Alain était très heureux de son cadeau, il avait gardé le cuir sur lui, il remercia Annie et Pierre qui regagnèrent leur maison. Alain suivit ses amis en demandant où ils allaient comme ça.
— Alain, je veux t’offrir en gage d’amitié quelque chose que toi et moi garderons à vie, je t’emmène chez le tatoueur de Gérard et Jean, toi et moi sommes scorpion, acceptes-tu mon tatouage Alain ?
— Mais mon ché... cher ami, là Alain faillit dire chéri, si tu savais comme ça me fait plaisir, allons, vite j’ai hâte.
Karl expliqua au tatoueur ce qu’il voulait exactement, celui-ci, ami de Gérard et Jean, vit que ces deux-là s’aimaient, il avait envie de leur faire un petit cadeau. Il leur dit.
— Dites donc, tous les deux, vous êtes des potes de Gérard et Jean, vous m’êtes très sympathique, vous acceptez que je vous fasse un petit cadeau ? J’aimerais vous tatouer un petit cœur près de la base de la bite.
Enthousiasme général, malgré les désagréments de l’aiguille, Alain qui était le premier ne pouvait retenir son érection, son sexe bandé à mort gênait le tatoueur.
— Tu as une sacrée belle bite, mais là elle m’emmerde, tâche de penser à autre chose, sinon comment je vais faire.
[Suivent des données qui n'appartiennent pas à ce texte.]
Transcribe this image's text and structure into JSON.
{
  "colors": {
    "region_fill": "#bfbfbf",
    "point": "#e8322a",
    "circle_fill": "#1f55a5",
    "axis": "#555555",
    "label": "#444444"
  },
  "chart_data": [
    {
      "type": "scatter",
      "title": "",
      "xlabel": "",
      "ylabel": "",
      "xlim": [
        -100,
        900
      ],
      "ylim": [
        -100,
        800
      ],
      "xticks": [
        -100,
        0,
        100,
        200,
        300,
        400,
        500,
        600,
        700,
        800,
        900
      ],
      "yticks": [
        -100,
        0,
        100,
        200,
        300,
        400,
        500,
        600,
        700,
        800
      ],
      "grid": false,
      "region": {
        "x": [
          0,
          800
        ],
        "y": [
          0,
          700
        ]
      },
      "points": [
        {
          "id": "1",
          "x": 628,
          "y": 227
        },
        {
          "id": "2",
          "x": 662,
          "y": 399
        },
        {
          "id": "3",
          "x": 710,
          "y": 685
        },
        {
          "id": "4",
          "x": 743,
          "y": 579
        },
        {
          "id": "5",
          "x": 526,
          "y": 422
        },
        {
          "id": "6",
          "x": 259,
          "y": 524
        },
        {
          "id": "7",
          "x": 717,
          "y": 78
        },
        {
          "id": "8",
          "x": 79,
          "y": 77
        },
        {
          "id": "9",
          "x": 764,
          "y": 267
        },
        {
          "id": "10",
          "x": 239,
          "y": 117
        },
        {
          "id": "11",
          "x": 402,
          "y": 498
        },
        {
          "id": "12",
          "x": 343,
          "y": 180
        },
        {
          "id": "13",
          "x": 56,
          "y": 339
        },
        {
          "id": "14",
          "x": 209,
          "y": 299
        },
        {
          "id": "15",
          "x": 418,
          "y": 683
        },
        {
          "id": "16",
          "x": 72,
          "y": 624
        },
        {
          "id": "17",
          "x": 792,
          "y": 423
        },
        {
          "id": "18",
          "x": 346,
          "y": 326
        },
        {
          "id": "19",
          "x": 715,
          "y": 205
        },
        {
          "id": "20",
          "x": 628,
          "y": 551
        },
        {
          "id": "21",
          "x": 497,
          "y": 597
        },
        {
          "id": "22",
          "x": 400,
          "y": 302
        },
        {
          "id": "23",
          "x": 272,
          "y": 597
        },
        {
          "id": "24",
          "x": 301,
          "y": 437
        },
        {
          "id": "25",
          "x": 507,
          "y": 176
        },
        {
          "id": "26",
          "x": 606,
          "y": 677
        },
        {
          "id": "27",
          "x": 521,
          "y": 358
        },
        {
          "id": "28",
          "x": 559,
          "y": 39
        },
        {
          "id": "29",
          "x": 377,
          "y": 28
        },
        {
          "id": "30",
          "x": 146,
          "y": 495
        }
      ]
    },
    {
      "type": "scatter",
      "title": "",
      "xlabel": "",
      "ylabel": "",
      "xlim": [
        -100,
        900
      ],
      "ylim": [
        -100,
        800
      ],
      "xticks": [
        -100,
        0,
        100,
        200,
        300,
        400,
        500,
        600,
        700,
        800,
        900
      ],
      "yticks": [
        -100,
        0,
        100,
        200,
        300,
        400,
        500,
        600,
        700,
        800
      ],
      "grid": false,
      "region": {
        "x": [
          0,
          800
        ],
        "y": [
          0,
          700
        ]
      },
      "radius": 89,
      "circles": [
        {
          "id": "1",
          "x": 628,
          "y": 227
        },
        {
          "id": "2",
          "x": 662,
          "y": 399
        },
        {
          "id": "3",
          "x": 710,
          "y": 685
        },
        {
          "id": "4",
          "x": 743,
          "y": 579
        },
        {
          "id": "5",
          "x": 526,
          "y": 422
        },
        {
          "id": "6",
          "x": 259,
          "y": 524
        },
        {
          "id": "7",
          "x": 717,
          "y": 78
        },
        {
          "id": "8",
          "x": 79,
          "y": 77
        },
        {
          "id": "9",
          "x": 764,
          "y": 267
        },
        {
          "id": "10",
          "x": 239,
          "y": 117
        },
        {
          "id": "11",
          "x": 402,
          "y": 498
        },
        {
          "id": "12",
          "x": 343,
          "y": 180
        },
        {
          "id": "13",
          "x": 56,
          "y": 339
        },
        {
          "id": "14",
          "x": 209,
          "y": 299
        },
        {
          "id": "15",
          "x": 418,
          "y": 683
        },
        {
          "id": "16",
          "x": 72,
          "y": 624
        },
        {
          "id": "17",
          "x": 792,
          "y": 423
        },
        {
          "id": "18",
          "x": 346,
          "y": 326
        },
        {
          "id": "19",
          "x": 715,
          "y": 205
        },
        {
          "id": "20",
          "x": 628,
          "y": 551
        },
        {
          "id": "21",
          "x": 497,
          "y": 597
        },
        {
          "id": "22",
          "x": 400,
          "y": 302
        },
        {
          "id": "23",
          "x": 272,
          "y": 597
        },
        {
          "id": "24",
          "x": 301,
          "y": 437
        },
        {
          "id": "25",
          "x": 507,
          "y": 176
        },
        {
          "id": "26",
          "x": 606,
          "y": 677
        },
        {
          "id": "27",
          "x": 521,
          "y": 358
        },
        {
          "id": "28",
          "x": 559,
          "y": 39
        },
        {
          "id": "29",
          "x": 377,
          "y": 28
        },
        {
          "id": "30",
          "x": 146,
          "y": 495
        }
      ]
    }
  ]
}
— Je vais te dire ce que tu vas faire, tu n’as qu’à me sucer.
Le tatoueur ne se le fit pas dire deux fois, il entreprit une fellation dont Alain se souviendra tellement elle lui donna du plaisir. Ensuite il termina son travail et commença avec Karl qui lui aussi bandait comme un cerf.
— La vache, vous êtes tous excités, et là qu’est-ce que je fais.
— Tu me fais à moi ce que tu as fait à mon amant.
Le tatoueur était ravi, non seulement il était fier de son travail mais ses amis Gérard et Jean lui avaient fait connaître deux mecs peu ordinaires, presque attachants, c’était la première fois que ça se produisait depuis qu’il exerçait, avant qu’ils ne partent il leur offrit une bière.
Sur le chemin du retour personne ne parla jusqu’à ce que Gérard dise.
— Franchement, tous les deux, plus Jean et moi on est avec vous, plus on vous aime, ne changez jamais et puis, chapeau pour votre réaction avec notre ami tatoueur, je puis vous certifier qu’il est prêt à vous rendre n’importe quel service.